Since we want to minimize the average distance of the points, we want to find the lowest point in the parabola. If you look at the picture, this place is clearly the zero position—that’s the lowest part of the blue curve.
But the neural net scientist doesn’t know that the relationship between slope and distance is a parabola, so they might randomly guess that the minimum point is at the 2 position on the axis. They’ll run the numbers, and see that the curve at that point is still sloping down, so the actual minimum must be to the left of 2.
So they need to guess again with a number that’s less than 2. To pick that new number, they’ll draw the red line showing the slope of the curve at position 2 and see that it intersects the horizontal axis at 1. So then they’ll guess that 1 is the answer.
But even at 1, the curve is sloping, so they’ll have to repeat the process, drawing the red line again, coming up with a new guess, this time coming up with 0.5. And they’ll keep repeating the process, walking ever closer to the actual minimum at zero, finally quitting when they decide they’re close enough.
Thus, they might eventually conclude that the slope of the line should be 0.0001 and in this way. they will have found the curve that (almost) minimizes the distance between the pints and the line.
So, if this is all neural nets are—equations that are derived from minimizing the distance of a bunch of points from a curve—the obvious question is, “why did it take so long to get to where we are?” The answer is that, while my examples are in two dimensions, the neural net that actually work are solving equations in much higher number of dimensions. Instead of trying to find the bottom of the parabola, imagine trying to find the bottom of a bowl. Doing this changes the two dimensional parabola problem into a three dimensional bowl problem.
And neural nets don’t stop there, but usually have a much higher number of dimensions. I imagine most “real” neural networks today have at least a thousand dimensions they are trying to solve for, making the resulting equations far more complex. For instance, if you want to analyze a 640×480 photo (with three color dimensions) to decide if it contains a stop sign, you need an equation that has 921,600 inputs. Then, you have to find the thousands of parameters that take those inputs and spit out a simple “yes” or “no” when asked if there is a stop sign in the picture
So, these equations are really big and complex, and historically we didn’t have the processing power work out the equations in reasonable amounts of time. Neverthless, I find it remarkable that, despite this complexity, the core ideas used to create neural networks are rather intuitive. We take something simple and understandable and get something remarkable when we multiply it ten-thousandfold.

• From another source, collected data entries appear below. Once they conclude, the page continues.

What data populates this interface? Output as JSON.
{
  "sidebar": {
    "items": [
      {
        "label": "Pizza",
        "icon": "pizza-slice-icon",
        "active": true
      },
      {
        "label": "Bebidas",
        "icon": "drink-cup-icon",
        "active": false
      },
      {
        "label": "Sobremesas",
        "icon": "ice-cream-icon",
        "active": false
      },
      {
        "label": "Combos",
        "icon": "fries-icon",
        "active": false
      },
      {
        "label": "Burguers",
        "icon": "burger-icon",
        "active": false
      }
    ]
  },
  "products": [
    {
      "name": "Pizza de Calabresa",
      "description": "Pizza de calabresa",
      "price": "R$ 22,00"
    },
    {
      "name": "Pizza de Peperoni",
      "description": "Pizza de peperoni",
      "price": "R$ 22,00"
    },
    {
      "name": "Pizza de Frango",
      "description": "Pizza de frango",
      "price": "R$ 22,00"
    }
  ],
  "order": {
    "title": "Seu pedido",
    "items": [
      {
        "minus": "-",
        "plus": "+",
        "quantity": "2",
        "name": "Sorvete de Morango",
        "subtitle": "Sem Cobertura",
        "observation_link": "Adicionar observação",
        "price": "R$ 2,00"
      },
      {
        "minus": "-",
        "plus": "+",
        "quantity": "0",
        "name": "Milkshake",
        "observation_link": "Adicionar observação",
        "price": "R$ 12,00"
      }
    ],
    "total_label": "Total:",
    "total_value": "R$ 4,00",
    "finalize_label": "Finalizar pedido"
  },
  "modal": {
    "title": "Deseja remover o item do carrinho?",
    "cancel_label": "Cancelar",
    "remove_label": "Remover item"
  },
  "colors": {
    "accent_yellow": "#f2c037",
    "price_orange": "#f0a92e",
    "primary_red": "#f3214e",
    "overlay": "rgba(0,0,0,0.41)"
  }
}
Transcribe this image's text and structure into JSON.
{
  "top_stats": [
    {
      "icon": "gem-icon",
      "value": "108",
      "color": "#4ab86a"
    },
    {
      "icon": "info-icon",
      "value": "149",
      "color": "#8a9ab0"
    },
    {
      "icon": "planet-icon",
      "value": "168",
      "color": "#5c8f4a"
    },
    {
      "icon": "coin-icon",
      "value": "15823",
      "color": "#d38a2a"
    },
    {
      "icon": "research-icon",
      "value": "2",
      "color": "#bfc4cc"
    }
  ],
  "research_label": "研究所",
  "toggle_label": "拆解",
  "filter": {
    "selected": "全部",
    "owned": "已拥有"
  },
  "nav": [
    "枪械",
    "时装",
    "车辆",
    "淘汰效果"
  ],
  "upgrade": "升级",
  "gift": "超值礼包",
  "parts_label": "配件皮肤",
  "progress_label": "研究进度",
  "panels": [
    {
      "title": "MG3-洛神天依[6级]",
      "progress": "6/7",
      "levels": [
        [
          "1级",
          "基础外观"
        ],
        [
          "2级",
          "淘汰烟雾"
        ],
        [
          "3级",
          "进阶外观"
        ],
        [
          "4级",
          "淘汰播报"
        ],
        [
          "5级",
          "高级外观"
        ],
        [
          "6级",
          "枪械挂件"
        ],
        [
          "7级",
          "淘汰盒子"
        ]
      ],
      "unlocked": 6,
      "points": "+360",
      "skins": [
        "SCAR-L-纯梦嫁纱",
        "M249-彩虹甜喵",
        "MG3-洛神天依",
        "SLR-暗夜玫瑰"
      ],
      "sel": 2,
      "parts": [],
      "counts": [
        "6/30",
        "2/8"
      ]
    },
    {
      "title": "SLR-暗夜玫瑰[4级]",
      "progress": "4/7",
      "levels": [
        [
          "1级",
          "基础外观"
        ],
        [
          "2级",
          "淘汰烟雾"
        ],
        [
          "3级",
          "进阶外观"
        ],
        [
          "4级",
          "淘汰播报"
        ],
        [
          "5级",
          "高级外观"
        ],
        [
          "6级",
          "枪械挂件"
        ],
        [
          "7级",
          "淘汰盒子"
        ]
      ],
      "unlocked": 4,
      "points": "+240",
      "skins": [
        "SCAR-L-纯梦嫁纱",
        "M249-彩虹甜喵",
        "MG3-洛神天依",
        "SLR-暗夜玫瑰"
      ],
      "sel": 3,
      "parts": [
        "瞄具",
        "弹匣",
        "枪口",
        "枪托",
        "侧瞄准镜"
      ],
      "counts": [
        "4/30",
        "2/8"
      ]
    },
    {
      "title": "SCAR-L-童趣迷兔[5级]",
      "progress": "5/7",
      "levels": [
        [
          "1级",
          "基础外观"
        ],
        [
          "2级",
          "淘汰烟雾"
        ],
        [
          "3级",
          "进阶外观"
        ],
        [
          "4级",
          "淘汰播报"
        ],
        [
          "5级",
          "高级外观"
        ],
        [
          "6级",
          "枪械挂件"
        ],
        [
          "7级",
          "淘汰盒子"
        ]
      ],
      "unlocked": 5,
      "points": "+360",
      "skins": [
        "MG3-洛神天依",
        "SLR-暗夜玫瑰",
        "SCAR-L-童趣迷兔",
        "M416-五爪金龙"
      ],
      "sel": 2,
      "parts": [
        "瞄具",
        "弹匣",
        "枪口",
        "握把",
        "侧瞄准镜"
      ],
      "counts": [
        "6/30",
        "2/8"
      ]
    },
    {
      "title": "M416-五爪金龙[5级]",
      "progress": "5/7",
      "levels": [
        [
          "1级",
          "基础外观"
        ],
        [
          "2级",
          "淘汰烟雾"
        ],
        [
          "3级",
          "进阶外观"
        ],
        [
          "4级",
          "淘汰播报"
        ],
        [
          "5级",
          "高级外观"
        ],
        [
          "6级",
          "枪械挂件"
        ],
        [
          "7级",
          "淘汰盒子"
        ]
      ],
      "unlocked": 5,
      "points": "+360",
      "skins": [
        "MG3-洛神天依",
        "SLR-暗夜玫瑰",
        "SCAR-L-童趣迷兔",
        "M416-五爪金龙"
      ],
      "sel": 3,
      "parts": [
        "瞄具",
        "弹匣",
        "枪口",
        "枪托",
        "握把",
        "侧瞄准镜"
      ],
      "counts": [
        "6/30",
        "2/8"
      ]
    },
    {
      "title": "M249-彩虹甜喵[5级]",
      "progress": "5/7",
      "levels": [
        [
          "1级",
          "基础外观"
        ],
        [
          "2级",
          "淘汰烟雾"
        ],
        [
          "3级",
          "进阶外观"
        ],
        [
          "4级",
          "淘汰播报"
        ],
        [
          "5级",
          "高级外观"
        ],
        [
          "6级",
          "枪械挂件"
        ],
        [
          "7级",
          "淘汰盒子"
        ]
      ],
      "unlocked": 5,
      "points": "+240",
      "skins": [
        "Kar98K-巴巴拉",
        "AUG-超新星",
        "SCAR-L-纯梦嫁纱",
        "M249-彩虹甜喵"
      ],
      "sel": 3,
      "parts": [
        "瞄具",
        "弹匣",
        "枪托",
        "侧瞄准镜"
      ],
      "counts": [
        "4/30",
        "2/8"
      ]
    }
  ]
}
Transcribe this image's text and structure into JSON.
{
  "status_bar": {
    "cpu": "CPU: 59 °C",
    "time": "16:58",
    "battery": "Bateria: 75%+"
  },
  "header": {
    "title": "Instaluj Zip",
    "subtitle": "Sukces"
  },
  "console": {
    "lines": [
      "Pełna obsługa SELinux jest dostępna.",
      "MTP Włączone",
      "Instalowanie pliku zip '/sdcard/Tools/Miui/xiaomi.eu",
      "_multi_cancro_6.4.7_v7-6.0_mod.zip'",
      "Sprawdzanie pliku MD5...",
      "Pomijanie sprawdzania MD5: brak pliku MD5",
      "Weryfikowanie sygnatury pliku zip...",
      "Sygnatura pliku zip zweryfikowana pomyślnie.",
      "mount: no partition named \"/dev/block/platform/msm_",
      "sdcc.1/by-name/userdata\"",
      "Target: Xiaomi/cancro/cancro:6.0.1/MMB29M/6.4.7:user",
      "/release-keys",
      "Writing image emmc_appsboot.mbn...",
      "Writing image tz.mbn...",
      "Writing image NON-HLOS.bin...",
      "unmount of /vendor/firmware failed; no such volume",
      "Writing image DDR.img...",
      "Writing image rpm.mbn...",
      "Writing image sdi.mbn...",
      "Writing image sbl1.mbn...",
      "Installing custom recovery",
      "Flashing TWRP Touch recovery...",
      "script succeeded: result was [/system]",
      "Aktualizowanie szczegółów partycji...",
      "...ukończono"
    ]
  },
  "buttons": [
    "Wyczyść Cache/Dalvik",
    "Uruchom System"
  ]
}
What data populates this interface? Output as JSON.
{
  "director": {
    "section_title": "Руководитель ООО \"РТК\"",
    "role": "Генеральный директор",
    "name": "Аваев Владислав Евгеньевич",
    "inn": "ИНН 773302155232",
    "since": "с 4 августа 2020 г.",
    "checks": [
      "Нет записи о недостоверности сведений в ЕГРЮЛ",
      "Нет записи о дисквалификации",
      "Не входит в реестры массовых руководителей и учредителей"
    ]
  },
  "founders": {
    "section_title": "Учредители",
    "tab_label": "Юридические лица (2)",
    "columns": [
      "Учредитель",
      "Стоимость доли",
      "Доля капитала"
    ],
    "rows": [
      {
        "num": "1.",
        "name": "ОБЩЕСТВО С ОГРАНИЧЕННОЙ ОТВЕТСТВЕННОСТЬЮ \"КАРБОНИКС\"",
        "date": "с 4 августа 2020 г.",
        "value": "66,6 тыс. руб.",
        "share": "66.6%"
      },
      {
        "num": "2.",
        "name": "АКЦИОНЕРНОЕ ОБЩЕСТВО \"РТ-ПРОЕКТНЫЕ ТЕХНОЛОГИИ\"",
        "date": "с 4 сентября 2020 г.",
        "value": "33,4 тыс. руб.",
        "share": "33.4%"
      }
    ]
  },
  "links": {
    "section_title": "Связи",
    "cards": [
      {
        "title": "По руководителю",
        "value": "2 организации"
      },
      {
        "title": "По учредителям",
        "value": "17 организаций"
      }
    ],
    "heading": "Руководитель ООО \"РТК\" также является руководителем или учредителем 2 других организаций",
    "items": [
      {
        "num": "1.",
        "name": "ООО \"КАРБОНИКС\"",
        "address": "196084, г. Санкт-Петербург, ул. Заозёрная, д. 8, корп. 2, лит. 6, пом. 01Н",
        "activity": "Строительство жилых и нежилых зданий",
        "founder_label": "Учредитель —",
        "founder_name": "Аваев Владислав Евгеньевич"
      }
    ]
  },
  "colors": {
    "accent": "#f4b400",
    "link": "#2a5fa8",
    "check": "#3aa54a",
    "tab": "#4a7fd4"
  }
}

The second surprising thing
The other thing that surprised me about neural networks was related to the course itself. In Ng’s course, the majority of the citations were between 2010 and 2016. While neural networks were certainly a thing when I went to university in the early 1990s, the technology has progressed so rapidly in recent times that most of the citations in a “start from nothing and learn neural networks” online course are from the last 8 years. Forget the self-driving cars, the game-playing robots, and the media buzz. To me, those citations are indicative of just how much neural networks are exploding right now.